We clink our paper cups, and for a moment, everything is easy.

He leans back, stretching his arm behind me on the bench. “My family’s lake house is always an option. Fewer prying eyes, more plausible deniability.”

“Less likely to get Andie arrested for public intoxication,” I add.

He grins, takes a long drink, then watches Emmy’s chest rise and fall, slow and steady.

“Do you ever regret any of it?” I ask, and the words come out before I can stop them.

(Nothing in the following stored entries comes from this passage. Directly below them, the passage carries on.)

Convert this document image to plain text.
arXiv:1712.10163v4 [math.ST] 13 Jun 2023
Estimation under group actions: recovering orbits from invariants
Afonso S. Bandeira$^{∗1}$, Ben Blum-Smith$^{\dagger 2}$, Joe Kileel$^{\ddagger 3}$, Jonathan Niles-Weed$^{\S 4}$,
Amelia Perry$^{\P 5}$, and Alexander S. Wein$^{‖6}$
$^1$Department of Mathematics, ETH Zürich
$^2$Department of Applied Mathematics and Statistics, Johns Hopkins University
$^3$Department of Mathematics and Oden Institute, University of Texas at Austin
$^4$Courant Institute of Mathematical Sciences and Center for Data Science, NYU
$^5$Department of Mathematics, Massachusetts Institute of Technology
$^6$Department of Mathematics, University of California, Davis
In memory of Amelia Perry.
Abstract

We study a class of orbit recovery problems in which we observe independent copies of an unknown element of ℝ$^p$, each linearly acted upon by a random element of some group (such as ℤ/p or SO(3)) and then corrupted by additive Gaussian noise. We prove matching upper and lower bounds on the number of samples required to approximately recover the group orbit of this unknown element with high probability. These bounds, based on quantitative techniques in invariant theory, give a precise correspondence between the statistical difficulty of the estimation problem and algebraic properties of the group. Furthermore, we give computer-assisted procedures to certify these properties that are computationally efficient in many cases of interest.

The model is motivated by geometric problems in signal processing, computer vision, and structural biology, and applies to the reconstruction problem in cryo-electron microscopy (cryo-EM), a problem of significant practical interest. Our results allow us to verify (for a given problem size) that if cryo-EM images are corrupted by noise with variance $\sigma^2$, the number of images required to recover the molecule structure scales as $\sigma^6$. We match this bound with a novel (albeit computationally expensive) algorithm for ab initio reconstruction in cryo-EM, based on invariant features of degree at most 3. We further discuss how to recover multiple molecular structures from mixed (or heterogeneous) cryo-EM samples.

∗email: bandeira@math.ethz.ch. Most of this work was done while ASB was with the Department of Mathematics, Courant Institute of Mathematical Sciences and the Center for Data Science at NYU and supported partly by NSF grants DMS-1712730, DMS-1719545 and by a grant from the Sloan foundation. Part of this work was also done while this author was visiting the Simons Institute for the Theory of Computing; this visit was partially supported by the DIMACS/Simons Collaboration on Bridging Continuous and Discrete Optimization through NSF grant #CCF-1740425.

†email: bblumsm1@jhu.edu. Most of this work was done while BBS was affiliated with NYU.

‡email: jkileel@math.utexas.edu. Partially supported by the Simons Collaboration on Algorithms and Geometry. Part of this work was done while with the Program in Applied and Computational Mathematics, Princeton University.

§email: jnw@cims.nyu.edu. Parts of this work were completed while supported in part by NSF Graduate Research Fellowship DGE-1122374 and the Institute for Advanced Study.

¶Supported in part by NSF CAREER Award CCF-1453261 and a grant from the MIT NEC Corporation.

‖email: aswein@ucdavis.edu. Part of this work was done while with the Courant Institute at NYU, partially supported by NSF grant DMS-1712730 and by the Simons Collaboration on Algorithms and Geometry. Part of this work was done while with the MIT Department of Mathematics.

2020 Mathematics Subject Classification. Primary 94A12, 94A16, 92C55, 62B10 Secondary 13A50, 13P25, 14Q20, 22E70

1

He looks surprised, but not offended. “Regret? No. I’d do it all again. Even the part where you almost killed me in the hospital lobby.”

I flush at the memory, but he squeezes my thigh, reassuring.

He’s quiet for a second, then says, “You know, when I started paternity leave, I thought it would be an excuse to work on my book. But it turns out, all I want to do is stare at her. Or you.”

He makes it sound romantic, but I know he’s struggling. The poetry hasn’t come easy lately; the days blur together in a fog of diapers, nap schedules, and endless, hungry hours.

I brush a petal from his shoulder. “You’ll get back to it. It’s just a season.”